“Be grateful you had a choice!” I heard this twice over the holidays after I divulged my family’s recent loss (P.S. is it still considered a loss if it’s an abortion?)
It was a choice. They’re right. I live somewhere where I decide whether I stay pregnant. Not some sweaty man in a too-tight button down shirt and poorly decorated office. It’s sickening to think that if I lived just a few states over, our circumstances would be very different.
But it also really didn’t feel like I had a choice. Saying I had a choice implies that I could have gone the other direction. It makes me feel like I could have made a wrong decision. A choice means there was another option. There was not.
My son’s were simultaneously screaming for me last night, while I hid in the living room, shoveling the cold remnants of my dinner into my mouth. I had been with them all day. All. day. Every meal. Every trip to the bathroom.
“Why is your pee bloody?,” my four year old asked, scared.
“This is what happens to women. It’s normal,” I respond calmly, hoping my tone will encourage him to let it go. Women suffer. It’s normal.
They seem particularly clingy to me recently. My eldest has been refusing to let go of my neck when I hug him. My youngest refuses to let me leave his eyesight. They have to sense what’s going on, right?
“Mama’s sad,” I tell them. “Christmas is over and I am tired.”
“I’m sad Christmas is over, too,” the preschooler pronounces, slumping a little lower in his chair. He’s mimicking my body language. He’s choosing to be sad with me right now. That’s a choice.
Every Tuesday night I go to Al-Anon, a support group for family and friends of alcoholics and addicts. Every Tuesday, I go. Every Tuesday, I leave my kids and my husband after not having seen them all day, because they’re usually in school, and I get in the car and I just leave.
It’s so selfish. How could I choose to miss dinner and bedtime and bathtime every week? This time when our children are young is so fleeting, so precious. Yet I’d rather sit in a circle and listen to women talk about their experiences, strengths, and hope? I didn't choose to be born into an alcoholic home.
The meeting the night after Christmas was a beacon of light throughout the holiday. Knowing I would get to go was more exciting than any present I could have received. Every Tuesday mama goes to her meeting and dada does bedtime. Then I bring home dinner and my husband and I get some private time. We all win.
But this Tuesday, the kids were all still awake when I got home. They were desperate for me. That hour and a half I had been gone was too much to bear. It’s like they sensed that I had made a choice to get rid of one of their own, and would possibly do the same to one of them? Or maybe they sense that parts of me are disappearing with each hard choice of motherhood?
I’m not just losing a baby, I’m losing a part of myself.

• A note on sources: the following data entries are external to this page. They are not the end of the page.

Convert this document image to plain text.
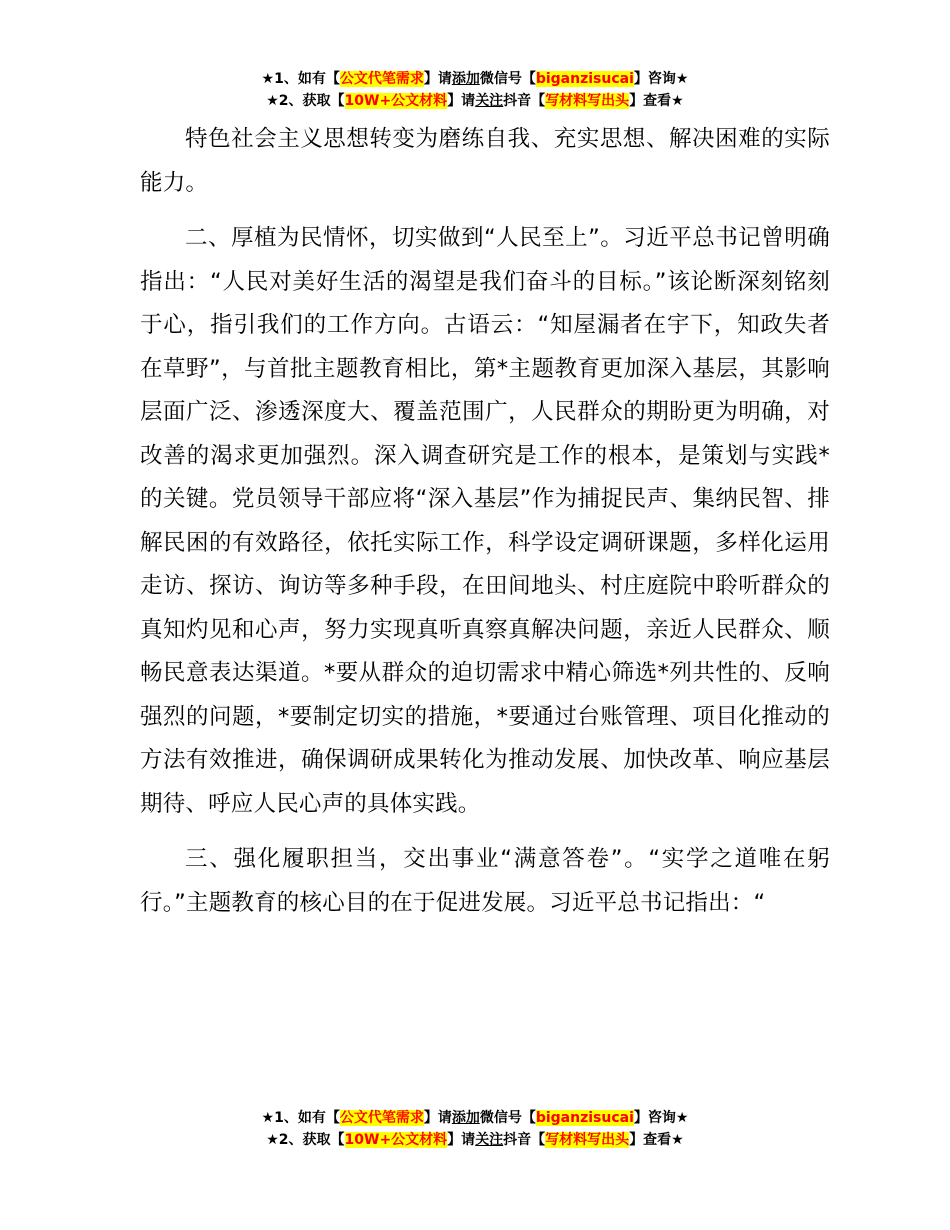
★1、如有【公文代笔需求】请添加微信号【biganzisucai】咨询★
★2、获取【10W+公文材料】请关注抖音【写材料写出头】查看★

特色社会主义思想转变为磨练自我、充实思想、解决困难的实际能力。

二、厚植为民情怀，切实做到“人民至上”。习近平总书记曾明确指出：“人民对美好生活的渴望是我们奋斗的目标。”该论断深刻铭刻于心，指引我们的工作方向。古语云：“知屋漏者在宇下，知政失者在草野”，与首批主题教育相比，第*主题教育更加深入基层，其影响层面广泛、渗透深度大、覆盖范围广，人民群众的期盼更为明确，对改善的渴求更加强烈。深入调查研究是工作的根本，是策划与实践*的关键。党员领导干部应将“深入基层”作为捕捉民声、集纳民智、排解民困的有效路径，依托实际工作，科学设定调研课题，多样化运用走访、探访、询访等多种手段，在田间地头、村庄庭院中聆听群众的真知灼见和心声，努力实现真听真察真解决问题，亲近人民群众、顺畅民意表达渠道。*要从群众的迫切需求中精心筛选*列共性的、反响强烈的问题，*要制定切实的措施，*要通过台账管理、项目化推动的方法有效推进，确保调研成果转化为推动发展、加快改革、响应基层期待、呼应人民心声的具体实践。

三、强化履职担当，交出事业“满意答卷”。“实学之道唯在躬行。”主题教育的核心目的在于促进发展。习近平总书记指出：“

★1、如有【公文代笔需求】请添加微信号【biganzisucai】咨询★
★2、获取【10W+公文材料】请关注抖音【写材料写出头】查看★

I got home at 730p, not having eaten anything since our rushed lunch earlier in the day—when I ate my tuna sandwich in three bites standing in the kitchen with my four year old on my hip, while my youngest sneezed into my water bottle.
I had to eat. I was starving. I have been bleeding all day long, still.
Still??? It’s been a week.
Every time I go to the bathroom there’s so much blood, and it seems to be increasing in intensity rather than letting up.
I need meat. Nutrients. Food. Nourishment.
But my kids need me.
Your kids need you, woman.
My husband was doing a good job of telling them to let mama eat and I’m doing everything I can to remind myself that eating is taking care of them. This is a choice. I could put my fork down and sacrifice my sustenance for their comfort, or I can keep eating and prioritize my personal health.
In the end, I do a mix of both and go to bed hungry.